改めて、【浄化】済みで良かったと思う。これだけの大きさの魔石をこの数【浄化】しようと思ったら、それだけで一週間はかかるだろう。
「ううう、緊張します。こんな、大きいの、こんなにいれるなんて」
「そのセリフ、さっき聞いたばかりよ?」
緊張といいつつ、クーナの顔には期待と興奮があった。
相変わらずのエロギツネっぷりだ。
俺はそんなクーナが大好きだ。周囲には全力の結界が這っており、安全は担保できている。
魔石で発情したクーナとそのまま、愛し合おうと内心で決める。そんなことを考えていると、アンネが俺の顔を見てため息をついた。
「……エッチなのはクーナだけじゃなかったわね。どうして二人ともそんなに顔にでるのかしら?」
「エッチじゃないです!」
「心外だ」
俺とクーナは二人でアンネに抗議する。
ひどい言いがかりだ。
「とにかく、魔石を二人に与える。まずは二人にランク4になってもらうことを優先する。そうなれば、いろいろと出来ることが増える」
すでにランク4の俺は魔石を使わず、今日稼いだ魔石は二人だけに使う。
「きっ、来てください。ソージくん」
「覚悟はできているわ」
寝間着姿の二人が俺を上目遣いに見てくる。
そんな二人に、右手と左手で、同時に額に魔石を押し当てる。
「ああんっ、あついのが入ってきます。すごい、すごく熱い」
「んっ、すごい魔石ね。体のなかで暴れまわって」
二人の呼吸が荒くなる。
クーナの背筋がピンと伸びて痙攣した。
アンネも内またをもじもじとさせる。
「……二人とも、あと一人二十個ある。まだまだこれからだ」
ニ十個と聞いて、二人の表情が固まる。
だけど、俺は心を鬼にして魔石を与え続けた。
◇
「もっ、もう、むりれしゅ、こわれちゃいまひゅ」
完全にろれつが回らなくなって、真っ赤な顔をしたクーナをアンネが押さえつけていた。
二人とも着衣が乱れに乱れて目の毒だ。
「逃げないで、クーナ。私も我慢したのだから、あなたもがまんしなさい」
「そんにゃぁ」
クーナは逃げようとするが、腰砕けになっておりろくな抵抗ができていない。
罪悪感があるが、俺はそんなクーナに魔石を押し当てる。
残り二つだ。
「ひゃうっ、これ、おかしくなりゅ」
びくんびくんとクーナが背筋を振るわせる。
いったい、クーナはどこまでエロギツネなのだろうか。
うつろな目をしているクーナに止めのもう一つを与えると、思いっきり背筋をのけぞらせて全身を痙攣させた。

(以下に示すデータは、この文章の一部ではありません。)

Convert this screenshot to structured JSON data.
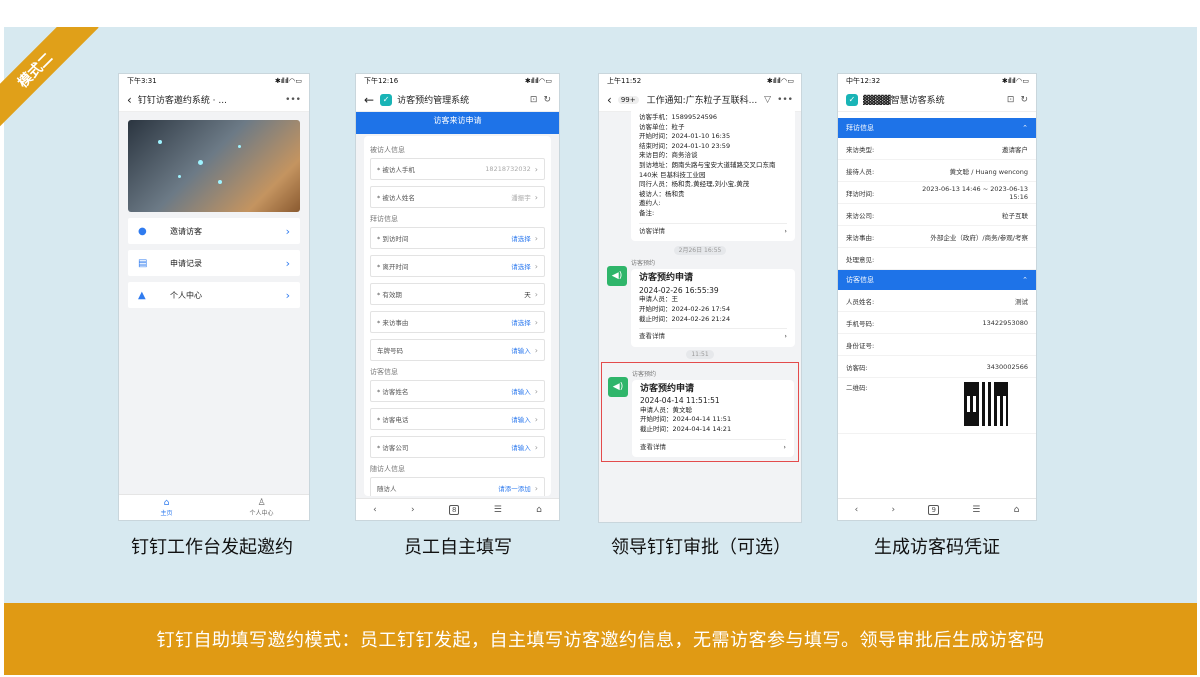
{
  "mode_tag": "模式二",
  "captions": [
    "钉钉工作台发起邀约",
    "员工自主填写",
    "领导钉钉审批（可选）",
    "生成访客码凭证"
  ],
  "banner": "钉钉自助填写邀约模式：员工钉钉发起，自主填写访客邀约信息，无需访客参与填写。领导审批后生成访客码",
  "phone1": {
    "time": "下午3:31",
    "title": "钉钉访客邀约系统 · ...",
    "menu": [
      {
        "icon": "chat-icon",
        "label": "邀请访客"
      },
      {
        "icon": "document-icon",
        "label": "申请记录"
      },
      {
        "icon": "person-icon",
        "label": "个人中心"
      }
    ],
    "tabs": [
      {
        "label": "主页"
      },
      {
        "label": "个人中心"
      }
    ]
  },
  "phone2": {
    "time": "下午12:16",
    "title": "访客预约管理系统",
    "band": "访客来访申请",
    "sections": [
      {
        "title": "被访人信息",
        "fields": [
          {
            "label": "* 被访人手机",
            "value": "18218732032",
            "style": "g"
          },
          {
            "label": "* 被访人姓名",
            "value": "潘振宇",
            "style": "g"
          }
        ]
      },
      {
        "title": "拜访信息",
        "fields": [
          {
            "label": "* 到访时间",
            "value": "请选择",
            "style": ""
          },
          {
            "label": "* 离开时间",
            "value": "请选择",
            "style": ""
          },
          {
            "label": "* 有效期",
            "value": "天",
            "style": "k"
          },
          {
            "label": "* 来访事由",
            "value": "请选择",
            "style": ""
          },
          {
            "label": "车牌号码",
            "value": "请输入",
            "style": ""
          }
        ]
      },
      {
        "title": "访客信息",
        "fields": [
          {
            "label": "* 访客姓名",
            "value": "请输入",
            "style": ""
          },
          {
            "label": "* 访客电话",
            "value": "请输入",
            "style": ""
          },
          {
            "label": "* 访客公司",
            "value": "请输入",
            "style": ""
          }
        ]
      },
      {
        "title": "随访人信息",
        "fields": [
          {
            "label": "随访人",
            "value": "请添一添加",
            "style": ""
          }
        ]
      }
    ]
  },
  "phone3": {
    "time": "上午11:52",
    "badge": "99+",
    "title": "工作通知:广东粒子互联科...",
    "top_lines": [
      "访客手机：15899524596",
      "访客单位：粒子",
      "开始时间：2024-01-10 16:35",
      "结束时间：2024-01-10 23:59",
      "来访目的：商务洽谈",
      "到访地址：朗南头路与宝安大道辅路交叉口东南140米 巨基科技工业园",
      "同行人员：杨和贵,黄经理,刘小宝,黄茂",
      "被访人：杨和贵",
      "邀约人:",
      "备注:"
    ],
    "top_link": "访客详情",
    "stamp1": "2月26日 16:55",
    "msg1": {
      "sender": "访客预约",
      "title": "访客预约申请",
      "date": "2024-02-26 16:55:39",
      "lines": [
        "申请人员：王",
        "开始时间：2024-02-26 17:54",
        "截止时间：2024-02-26 21:24"
      ],
      "link": "查看详情"
    },
    "stamp2": "11:51",
    "msg2": {
      "sender": "访客预约",
      "title": "访客预约申请",
      "date": "2024-04-14 11:51:51",
      "lines": [
        "申请人员：黄文聪",
        "开始时间：2024-04-14 11:51",
        "截止时间：2024-04-14 14:21"
      ],
      "link": "查看详情"
    }
  },
  "phone4": {
    "time": "中午12:32",
    "title": "▓▓▓▓智慧访客系统",
    "sec1": "拜访信息",
    "rows1": [
      {
        "k": "来访类型:",
        "v": "邀请客户"
      },
      {
        "k": "接待人员:",
        "v": "黄文聪 / Huang wencong"
      },
      {
        "k": "拜访时间:",
        "v": "2023-06-13 14:46 ~ 2023-06-13 15:16"
      },
      {
        "k": "来访公司:",
        "v": "粒子互联"
      },
      {
        "k": "来访事由:",
        "v": "外部企业（政府）/商务/参观/考察"
      },
      {
        "k": "处理意见:",
        "v": ""
      }
    ],
    "sec2": "访客信息",
    "rows2": [
      {
        "k": "人员姓名:",
        "v": "测试"
      },
      {
        "k": "手机号码:",
        "v": "13422953080"
      },
      {
        "k": "身份证号:",
        "v": ""
      },
      {
        "k": "访客码:",
        "v": "3430002566"
      }
    ],
    "qr_label": "二维码:"
  }
}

もふもふのキツネ尻尾も限界までふくれあがり、天に向かって伸びてびくびくと震える。
クーナが絶頂するときはこうなる。
「よく頑張ったこれで終わりだ」
ふう、これが毎日続くのか。なんてたのし……大変なんだ。
発情したクーナと愛し合うつもりだったが、さすがにここまでの状況になると無理だろう。
今日は大人しく寝ようと決め、着替えを用意しようと鞄に手を伸ばすと、背中から急に衝撃がきた。
「ソージくん、体が、熱くて、熱くて、しょうがないんです、鎮めてください」
完全に肉食獣の目で、クーナが俺を押し倒していた。
そして、俺の下腹部を凝視する。
……思えば、いつも俺が主導を握っていたな。
たまには押し倒されるのもいいかもしれない。むしろ興奮する。
「ソージ、もう止められないわ。大人しく食べられて」
「食べちゃいます!」
クーナが大胆に攻めてきて、俺はなすすべもなく弄ばれる。
まあ、抵抗する気なんて初めからないのだが。
結局、その日はクーナに蹂躙されるだけされて、クーナが満足したところで一転攻勢をして、泣くまでいじめてみた。
そのときはアンネも協力して、非常に楽しかった。
全部終わったあと、俺を押し倒したことをからかうと、顔を真っ赤にして悶絶したところも可愛かった。
やっぱり、クーナは攻めるより攻められるほうがいい。
いいリフレッシュになった。
明日からも頑張るとしよう。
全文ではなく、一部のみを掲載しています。